I don't remember the exact moment we became friends. It may have occurred during high school football since we both played, though he was a year behind me at KM, surely our connection to Tom Brush was a factor. We may have attended the same writing class my senior year. I enjoyed rereading the poem that Phil’s sisters posted to the blog, it is really sweet and better than anything I remember writing then.

It was no accident that Phil and Jerry were friends. They both were athletic and smart and hilariously rebellious but I would say Phil’s brand was slightly less edgy and more prone to giggling than confrontation. I know that I met Jerry through Phil. I remember our friendship was well on its way during my stint at the Robo CarWash which began no later than early 1971. Phil would often pick me up after my shift on a Friday or Saturday evening. We hung out regularly after I graduated. I know that we shared in weekend shenanigans after I took up residence with BM, Smoothie and the monkey at the Comstock bachelor pad.

Phil purchased a small sports car around 1972, his senior year, (an MG midget maybe) which was toward the end of my year at the dog hospital.

I remember Phil driving up with the top down one sweet summer afternoon. He was brimming with a kind of Route 66 brio just as the car conked out in the parking lot. He fussed with that car throughout the summer and struggled to keep it on the road. He got the car to Bellingham in the fall of 1973 but I don't know how. He may have towed it behind a U HAUL. I remember it parked outside the Humboldt Street house for awhile but I don't remember that we ever took a ride in it that year. He either disposed of it or returned it to his family's home and I don’t think he had a car when we moved into bleak house on Iron Street the next fall.

Do you [Jack] remember your first trip to B’ham? It must have been winter quarter 1972-73. I remember that you and Milo made the trip and arrived after dark. I think that was that the first time you met Phil and Jerry. Our years on Humboldt and Iron Streets were full of stooges moments. I will put them together over the next few weeks. [to be continued]

An amusing (and shocking story from The Phil Zone) [another story from Jack Brummet]

I do remember one incredible and improbable story about Phil. Incredible, because, well, you'll see. Improbable because Phil was one of the smartest people I've known.

Kevin, Jerry, and Phil were sitting around their house on Humboldt Street one day, doing what we usually did (because it was cheap): talking. Eventually the talk somehow turned to amputations. I think they were talking about digital a/k/a finger amputations. Phil looked at them and said: "I know it hurt, but it will grow back, you know."
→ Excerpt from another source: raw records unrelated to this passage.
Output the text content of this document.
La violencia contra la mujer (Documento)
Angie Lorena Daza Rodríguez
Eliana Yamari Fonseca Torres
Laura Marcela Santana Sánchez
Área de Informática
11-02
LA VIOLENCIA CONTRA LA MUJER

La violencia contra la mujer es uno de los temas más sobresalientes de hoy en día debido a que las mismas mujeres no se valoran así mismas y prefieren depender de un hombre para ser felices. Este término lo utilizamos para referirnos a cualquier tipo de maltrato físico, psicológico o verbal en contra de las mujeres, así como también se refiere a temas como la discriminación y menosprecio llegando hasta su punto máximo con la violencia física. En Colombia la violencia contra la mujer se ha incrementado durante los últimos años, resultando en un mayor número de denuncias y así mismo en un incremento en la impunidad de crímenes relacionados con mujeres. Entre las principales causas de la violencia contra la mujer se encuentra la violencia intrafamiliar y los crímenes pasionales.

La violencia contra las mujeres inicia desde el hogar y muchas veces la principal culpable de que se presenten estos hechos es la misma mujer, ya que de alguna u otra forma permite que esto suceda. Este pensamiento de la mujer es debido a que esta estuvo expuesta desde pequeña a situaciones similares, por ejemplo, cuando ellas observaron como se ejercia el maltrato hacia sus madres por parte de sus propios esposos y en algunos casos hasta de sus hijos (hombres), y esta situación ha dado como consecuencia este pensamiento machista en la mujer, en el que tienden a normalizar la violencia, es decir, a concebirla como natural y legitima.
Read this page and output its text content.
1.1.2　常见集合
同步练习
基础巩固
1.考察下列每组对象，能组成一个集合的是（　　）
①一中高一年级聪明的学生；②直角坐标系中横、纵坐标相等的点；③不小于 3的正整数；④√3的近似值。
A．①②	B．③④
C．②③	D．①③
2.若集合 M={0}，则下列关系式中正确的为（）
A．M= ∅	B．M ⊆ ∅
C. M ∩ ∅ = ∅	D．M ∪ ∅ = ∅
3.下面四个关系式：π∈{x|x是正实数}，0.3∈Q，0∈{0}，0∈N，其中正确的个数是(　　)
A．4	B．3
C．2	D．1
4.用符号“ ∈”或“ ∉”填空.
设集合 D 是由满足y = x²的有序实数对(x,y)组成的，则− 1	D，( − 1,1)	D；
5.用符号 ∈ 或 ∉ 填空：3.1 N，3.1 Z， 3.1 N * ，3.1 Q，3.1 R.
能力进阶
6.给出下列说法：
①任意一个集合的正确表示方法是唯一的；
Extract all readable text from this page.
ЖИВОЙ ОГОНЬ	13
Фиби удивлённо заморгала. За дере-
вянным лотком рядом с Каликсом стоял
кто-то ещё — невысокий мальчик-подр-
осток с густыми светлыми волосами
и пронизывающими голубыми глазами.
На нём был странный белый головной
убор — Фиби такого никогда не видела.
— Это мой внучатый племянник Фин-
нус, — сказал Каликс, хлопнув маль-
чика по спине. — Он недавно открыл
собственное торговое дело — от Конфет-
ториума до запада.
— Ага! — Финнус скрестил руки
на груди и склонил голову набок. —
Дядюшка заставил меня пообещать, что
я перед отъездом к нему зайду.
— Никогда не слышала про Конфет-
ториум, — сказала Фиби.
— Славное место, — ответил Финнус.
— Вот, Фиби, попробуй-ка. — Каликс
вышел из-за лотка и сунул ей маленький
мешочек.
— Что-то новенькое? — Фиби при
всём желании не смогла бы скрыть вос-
He was dead serious. When they finally realized he was serious, they, of course, howled and pounded the floor in mirth.

Sometime early in life, one of Phil's parents had told him that if you lost a finger or toe, it would grow back. And in the interim years, he had never seen or heard anything to ever make him think twice about that. Until that night in Bellingham. It was the most endearing thing he ever said.

I know this is hard to believe, but Phil confirmed the story to me not long after it happened. And I loved him all the more because of it.
---o0o---

2 comments:

Anonymous said...

Jack, I have to pipe up here. I was the one who believed in the grow back. Boy did Phil howl when he realized that I wasn't pulling his leg on that one. The exchange went something like this "Yeah, this guy lost some fingers but isn't weird that tongues grow back". Phil had a great laugh as you mention elsewhere and it usually included a runup chortling hoo hoo hoos to the real guffaw and boy did this make him roar.

Let me explain, as a boy I had the habit of biting down on my folded tongue whenever I got angry. While boxing with my younger brother, my father discouraged me from this habit saying that I could bite my tongue off if I got hit on the chin. I asked "Really?". My father said "Yep, it happened to me". I said "let me see" and then "Oh, it grew back, tongues grow back".

Keekee Brummet said...

Dang! I must have heard about it from Phil and mixed it up over the years. It's still a great story, anyhow.